Last week, on Friday, i’ve pushed the last pieces of the new Places Expiration component. This was one of the Firefox Projects intended for 1.9.3 branch, you can find more background on the start of this project in its wiki page.
Originally expiration was managed by History component itself on three major steps: after each visit, during idle, at shutdown. This had various drawbacks. First of all it was making navigation experience laggish, so we moved the after each visit step to be after each sync between memory and disk tables. We also reduced idle expiration and shutdown expiration.
The result was better, but we had other issues: we were not expiring enough pages related to the number of visits, and the sync component was now bloated with non-related functionality (And slower). We were also still doing a bunch of stuff at shutdown.
In bug 516940 i cleaned up the shutdown stuff, while increasing separation between History and Expiration, at that point was easier to split it out of History in a separate component.
So, what’s new?
The new component is a JS component, it runs expiration in steps, every 3 minutes, with a simple adaptive algorithm, so that if the last step did not expire enough, the next one will be run later, while if it finds more items than the expired ones, the next step will expire more! This should ensure we don’t lag behind with expiration.
It also uses async Storage API, this ensures that we run I/O in a separate thread, so we won’t hurt your navigation.
Expiration on idle will run just a single larger step, then it’ll stop till you exit idle, this way it won’t kill your standby or batteries. Expiration on shutdown runs a larger step, but not too large, in most cases the adapative expiration steps should still ensure we don’t expire on shutdown.
What has changed for you?
The new component is able to detect your hardware specs, especially memory size, and adapt expiration to it, this means you don’t need anymore to tweak number of days of history, or whatever. For this reason we have removed the number of days field from the preferences panel, you don’t need anymore to tell us how much days of history your computer can handle.
What about privacy? Well, we discussed about that obviously and we went to a conclusion that the days field was not giving back any real privacy gain. Sure i could have set it to 6 days, but that would have not protected me since:
- The days pref was an “at least” pref, so for most users it was really a fake-change
- Being expiration async per definition, you can’t be sure when pages are phisically expired
- even if you reduce history to 6 days, nobody can ensure you don’t have bad entries in these days
Since we have better privacy tools (And we can even build new ones, so feel free to suggest changes and file enh bugs about that) like Clear Recent History, Private Browsing and Forget about this page/site, the choice was pretty clear, we want real privacy, not fake-privacy.
Also hidden expiration preferences have gone, so browser.history_expire_days, browser.history_expire_days_min, browser.history_expire_sites are now replaced by a single places.history.enabled preference.

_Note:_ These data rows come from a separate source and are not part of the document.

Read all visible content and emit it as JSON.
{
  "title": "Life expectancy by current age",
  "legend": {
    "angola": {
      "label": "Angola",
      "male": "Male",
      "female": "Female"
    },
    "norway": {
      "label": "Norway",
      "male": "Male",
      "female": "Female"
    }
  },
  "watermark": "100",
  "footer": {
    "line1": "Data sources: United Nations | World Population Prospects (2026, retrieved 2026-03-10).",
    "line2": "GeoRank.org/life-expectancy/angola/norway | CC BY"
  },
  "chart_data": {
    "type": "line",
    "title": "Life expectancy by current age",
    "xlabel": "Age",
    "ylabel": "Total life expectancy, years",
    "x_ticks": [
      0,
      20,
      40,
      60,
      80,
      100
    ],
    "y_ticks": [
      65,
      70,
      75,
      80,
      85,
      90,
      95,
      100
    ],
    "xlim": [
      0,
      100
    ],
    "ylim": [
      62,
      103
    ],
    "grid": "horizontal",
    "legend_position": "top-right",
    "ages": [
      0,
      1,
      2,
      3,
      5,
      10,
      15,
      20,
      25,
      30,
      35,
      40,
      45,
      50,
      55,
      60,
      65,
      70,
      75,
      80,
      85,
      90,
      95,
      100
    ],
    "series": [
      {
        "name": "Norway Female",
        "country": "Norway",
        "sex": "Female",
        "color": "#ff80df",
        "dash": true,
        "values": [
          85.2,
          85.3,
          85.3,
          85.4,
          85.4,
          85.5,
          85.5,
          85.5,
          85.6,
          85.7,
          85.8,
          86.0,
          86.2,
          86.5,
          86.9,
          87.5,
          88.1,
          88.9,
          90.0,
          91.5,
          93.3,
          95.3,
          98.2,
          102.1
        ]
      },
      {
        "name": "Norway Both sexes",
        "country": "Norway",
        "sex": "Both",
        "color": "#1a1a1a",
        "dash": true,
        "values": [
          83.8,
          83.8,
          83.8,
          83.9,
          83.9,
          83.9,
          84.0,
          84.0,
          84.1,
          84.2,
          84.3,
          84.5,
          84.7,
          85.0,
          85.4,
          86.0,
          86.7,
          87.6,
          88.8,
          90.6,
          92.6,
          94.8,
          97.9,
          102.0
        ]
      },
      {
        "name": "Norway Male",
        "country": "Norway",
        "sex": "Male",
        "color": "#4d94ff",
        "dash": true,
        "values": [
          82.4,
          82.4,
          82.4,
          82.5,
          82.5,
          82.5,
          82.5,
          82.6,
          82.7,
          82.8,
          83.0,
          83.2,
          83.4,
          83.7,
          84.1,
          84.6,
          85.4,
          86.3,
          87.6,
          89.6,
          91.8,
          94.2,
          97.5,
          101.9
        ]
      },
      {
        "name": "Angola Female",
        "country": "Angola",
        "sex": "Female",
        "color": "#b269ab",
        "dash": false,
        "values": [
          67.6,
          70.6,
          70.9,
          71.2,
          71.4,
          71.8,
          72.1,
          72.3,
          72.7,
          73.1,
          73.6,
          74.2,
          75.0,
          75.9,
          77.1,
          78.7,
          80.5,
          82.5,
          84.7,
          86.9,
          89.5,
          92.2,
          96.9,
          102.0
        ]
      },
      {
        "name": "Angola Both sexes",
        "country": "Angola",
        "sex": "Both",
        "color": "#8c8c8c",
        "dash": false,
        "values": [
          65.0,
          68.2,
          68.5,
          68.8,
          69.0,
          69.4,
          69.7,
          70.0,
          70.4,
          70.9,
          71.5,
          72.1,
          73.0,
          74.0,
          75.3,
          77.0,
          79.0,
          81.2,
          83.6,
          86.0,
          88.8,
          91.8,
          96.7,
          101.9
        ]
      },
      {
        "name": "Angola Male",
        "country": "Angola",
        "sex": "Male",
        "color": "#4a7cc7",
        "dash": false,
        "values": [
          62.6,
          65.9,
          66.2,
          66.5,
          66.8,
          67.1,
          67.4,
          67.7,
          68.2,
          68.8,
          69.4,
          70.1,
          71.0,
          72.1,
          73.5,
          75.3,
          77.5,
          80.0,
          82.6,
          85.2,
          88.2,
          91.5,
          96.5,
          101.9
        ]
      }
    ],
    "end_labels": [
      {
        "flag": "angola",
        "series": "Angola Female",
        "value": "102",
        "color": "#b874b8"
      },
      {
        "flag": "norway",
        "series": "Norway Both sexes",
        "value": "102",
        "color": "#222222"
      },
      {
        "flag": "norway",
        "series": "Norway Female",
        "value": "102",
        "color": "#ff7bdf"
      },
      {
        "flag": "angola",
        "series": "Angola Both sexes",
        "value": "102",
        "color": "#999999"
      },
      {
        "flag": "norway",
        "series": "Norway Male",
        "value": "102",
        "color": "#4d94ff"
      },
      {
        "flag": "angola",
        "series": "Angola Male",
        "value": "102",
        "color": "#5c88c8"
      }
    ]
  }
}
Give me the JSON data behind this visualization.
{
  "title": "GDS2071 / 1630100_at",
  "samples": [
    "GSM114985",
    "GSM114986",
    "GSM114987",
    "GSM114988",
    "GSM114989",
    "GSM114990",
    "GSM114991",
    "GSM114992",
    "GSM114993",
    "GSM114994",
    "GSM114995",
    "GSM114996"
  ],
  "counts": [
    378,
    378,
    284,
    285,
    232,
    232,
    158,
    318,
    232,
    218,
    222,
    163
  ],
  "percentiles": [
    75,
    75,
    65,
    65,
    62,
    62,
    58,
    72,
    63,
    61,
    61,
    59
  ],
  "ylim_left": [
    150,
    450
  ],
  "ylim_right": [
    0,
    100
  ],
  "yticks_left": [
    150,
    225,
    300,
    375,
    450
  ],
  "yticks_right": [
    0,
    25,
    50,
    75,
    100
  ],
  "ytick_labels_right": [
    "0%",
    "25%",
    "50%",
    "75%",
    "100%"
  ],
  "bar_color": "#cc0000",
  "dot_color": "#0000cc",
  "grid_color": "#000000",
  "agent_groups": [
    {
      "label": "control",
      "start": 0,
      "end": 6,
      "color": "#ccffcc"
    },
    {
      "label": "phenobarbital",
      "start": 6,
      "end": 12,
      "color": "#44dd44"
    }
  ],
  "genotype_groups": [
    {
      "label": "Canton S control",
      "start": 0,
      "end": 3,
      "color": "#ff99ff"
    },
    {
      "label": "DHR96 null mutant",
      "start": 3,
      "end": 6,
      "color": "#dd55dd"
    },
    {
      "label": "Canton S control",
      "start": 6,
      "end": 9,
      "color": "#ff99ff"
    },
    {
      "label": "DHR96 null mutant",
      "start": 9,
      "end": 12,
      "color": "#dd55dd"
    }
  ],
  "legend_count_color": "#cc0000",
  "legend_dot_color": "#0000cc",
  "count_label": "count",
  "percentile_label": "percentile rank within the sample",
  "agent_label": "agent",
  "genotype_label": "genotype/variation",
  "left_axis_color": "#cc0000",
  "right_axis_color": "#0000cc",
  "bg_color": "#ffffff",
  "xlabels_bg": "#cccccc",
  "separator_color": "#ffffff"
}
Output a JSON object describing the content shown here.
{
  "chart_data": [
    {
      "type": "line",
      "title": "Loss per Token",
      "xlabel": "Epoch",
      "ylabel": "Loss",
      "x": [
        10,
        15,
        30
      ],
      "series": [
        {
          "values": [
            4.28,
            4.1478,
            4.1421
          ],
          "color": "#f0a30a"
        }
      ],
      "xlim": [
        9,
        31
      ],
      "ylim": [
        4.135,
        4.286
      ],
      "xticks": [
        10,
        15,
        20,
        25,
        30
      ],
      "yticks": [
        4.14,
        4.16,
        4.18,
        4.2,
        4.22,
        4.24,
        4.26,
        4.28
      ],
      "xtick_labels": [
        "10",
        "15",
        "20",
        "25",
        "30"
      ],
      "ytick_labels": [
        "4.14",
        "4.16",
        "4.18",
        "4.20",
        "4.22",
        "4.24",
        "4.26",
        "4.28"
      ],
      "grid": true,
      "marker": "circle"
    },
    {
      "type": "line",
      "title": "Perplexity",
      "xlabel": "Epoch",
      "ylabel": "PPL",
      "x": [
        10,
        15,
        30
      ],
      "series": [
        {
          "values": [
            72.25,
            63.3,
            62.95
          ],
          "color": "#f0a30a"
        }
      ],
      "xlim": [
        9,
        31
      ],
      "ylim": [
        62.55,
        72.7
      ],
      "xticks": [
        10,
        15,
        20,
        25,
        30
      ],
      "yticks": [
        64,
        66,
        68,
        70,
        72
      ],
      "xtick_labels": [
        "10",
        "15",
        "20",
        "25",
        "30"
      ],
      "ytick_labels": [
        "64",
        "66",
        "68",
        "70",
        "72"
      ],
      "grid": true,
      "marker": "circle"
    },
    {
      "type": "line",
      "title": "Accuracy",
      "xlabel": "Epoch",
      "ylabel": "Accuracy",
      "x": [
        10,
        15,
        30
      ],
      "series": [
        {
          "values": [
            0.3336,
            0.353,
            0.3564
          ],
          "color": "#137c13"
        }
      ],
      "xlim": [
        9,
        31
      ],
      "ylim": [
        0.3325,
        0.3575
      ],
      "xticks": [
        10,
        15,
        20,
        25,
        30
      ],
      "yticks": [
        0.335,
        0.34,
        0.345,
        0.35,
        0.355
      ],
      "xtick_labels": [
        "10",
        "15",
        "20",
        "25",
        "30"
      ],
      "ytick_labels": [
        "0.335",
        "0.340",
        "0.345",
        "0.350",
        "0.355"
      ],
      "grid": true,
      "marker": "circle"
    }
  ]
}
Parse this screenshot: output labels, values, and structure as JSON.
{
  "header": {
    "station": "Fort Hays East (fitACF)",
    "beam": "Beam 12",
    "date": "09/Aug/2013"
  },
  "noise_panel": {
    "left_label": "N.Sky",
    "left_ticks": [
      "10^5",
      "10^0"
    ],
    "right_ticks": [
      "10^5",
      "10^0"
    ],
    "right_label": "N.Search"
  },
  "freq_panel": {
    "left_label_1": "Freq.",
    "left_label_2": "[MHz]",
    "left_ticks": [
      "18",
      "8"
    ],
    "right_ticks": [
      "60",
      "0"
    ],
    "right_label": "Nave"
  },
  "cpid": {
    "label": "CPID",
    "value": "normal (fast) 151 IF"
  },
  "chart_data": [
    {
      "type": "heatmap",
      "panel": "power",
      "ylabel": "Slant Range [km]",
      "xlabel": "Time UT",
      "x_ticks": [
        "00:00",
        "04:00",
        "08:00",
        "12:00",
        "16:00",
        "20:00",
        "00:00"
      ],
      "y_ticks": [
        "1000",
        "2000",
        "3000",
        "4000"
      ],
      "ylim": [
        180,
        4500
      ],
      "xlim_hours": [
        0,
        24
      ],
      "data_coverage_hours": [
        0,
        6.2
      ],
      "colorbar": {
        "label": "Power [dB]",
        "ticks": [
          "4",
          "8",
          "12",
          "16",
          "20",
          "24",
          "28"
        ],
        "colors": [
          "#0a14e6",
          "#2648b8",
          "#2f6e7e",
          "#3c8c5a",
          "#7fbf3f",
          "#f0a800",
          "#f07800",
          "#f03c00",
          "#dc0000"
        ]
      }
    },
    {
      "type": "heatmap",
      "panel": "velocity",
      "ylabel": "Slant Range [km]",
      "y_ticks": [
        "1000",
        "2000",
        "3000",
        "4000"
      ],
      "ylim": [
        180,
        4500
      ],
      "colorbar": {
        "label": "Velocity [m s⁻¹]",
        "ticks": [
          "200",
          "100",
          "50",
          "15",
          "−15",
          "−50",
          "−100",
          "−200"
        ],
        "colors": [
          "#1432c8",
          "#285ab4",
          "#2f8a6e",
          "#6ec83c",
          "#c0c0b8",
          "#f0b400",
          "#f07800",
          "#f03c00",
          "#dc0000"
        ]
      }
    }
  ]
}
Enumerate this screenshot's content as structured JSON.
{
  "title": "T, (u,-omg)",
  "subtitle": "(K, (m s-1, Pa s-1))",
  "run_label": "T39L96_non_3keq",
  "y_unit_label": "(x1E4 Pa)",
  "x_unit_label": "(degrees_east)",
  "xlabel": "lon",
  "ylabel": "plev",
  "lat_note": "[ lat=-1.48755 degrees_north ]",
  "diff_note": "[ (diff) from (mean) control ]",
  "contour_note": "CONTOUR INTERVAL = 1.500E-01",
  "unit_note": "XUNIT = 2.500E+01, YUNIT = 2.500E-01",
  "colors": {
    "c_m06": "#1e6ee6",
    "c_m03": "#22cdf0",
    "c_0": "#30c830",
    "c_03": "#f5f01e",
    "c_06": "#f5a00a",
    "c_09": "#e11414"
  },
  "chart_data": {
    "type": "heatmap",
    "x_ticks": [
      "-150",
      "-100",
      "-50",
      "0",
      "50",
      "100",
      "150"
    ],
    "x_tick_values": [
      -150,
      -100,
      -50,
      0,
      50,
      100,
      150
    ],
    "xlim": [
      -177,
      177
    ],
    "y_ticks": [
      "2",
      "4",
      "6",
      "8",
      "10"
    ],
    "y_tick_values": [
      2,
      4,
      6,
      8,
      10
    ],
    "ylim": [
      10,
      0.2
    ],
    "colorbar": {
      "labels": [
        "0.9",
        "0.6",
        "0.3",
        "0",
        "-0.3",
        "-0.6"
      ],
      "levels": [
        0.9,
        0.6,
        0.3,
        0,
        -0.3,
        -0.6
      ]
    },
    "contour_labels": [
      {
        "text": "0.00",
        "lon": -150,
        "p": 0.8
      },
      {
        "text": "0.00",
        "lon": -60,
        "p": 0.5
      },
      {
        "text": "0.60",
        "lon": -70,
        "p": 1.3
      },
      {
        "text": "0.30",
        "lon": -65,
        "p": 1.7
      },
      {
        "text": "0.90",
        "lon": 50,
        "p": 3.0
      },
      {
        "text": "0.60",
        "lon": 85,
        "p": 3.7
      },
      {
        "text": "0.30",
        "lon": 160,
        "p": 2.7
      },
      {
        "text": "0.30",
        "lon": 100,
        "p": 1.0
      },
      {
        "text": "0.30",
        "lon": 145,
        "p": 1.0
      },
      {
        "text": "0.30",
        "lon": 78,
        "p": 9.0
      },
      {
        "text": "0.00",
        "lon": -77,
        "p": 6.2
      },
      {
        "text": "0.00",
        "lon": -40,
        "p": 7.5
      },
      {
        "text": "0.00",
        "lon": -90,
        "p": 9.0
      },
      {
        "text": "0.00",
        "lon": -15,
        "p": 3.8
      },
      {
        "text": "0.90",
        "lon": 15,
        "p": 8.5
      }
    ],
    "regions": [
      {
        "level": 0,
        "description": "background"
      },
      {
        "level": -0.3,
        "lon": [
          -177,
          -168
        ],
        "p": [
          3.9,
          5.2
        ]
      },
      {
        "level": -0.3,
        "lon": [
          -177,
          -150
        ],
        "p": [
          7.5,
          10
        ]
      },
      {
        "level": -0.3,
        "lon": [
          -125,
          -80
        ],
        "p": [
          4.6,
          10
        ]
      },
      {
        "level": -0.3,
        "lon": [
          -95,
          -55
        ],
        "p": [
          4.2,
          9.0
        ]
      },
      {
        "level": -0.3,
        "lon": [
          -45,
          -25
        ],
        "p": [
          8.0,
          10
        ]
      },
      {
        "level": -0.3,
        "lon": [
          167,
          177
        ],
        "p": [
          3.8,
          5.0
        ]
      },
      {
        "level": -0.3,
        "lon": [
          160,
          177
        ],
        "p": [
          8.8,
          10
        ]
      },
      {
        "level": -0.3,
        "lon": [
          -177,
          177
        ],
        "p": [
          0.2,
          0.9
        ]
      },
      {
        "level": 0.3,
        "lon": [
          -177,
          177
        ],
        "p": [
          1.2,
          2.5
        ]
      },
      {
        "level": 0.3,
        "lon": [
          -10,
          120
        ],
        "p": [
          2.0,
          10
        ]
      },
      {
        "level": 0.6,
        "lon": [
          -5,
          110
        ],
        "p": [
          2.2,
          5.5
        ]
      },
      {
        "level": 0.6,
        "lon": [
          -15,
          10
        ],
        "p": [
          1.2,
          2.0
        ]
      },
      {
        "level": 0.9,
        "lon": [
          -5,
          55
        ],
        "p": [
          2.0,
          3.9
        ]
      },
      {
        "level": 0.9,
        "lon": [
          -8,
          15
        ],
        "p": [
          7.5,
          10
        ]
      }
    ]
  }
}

No more need to read preferences manuals just to make the browser feel faster.
What can you tweak? Ideally you don’t need to tweak anything, and i suggest you don’t touch any pref. Btw, for the sake of information we have two new hidden preferences: places.history.expiration.interval_seconds is number of seconds between each expiration step, while places.history.expiration.max_pages is maximum number of pages that we will retain before expiring. We make our best to have satisfying default values for anyone, current values are built to be pessimistic, we will evaluate how we behave with them, and eventually increase them in future, if we feel that’s needed.
What you got finally
Faster, easier and more secure expiration with smoother navigation. All of this at the price of fake-privacy. Win win.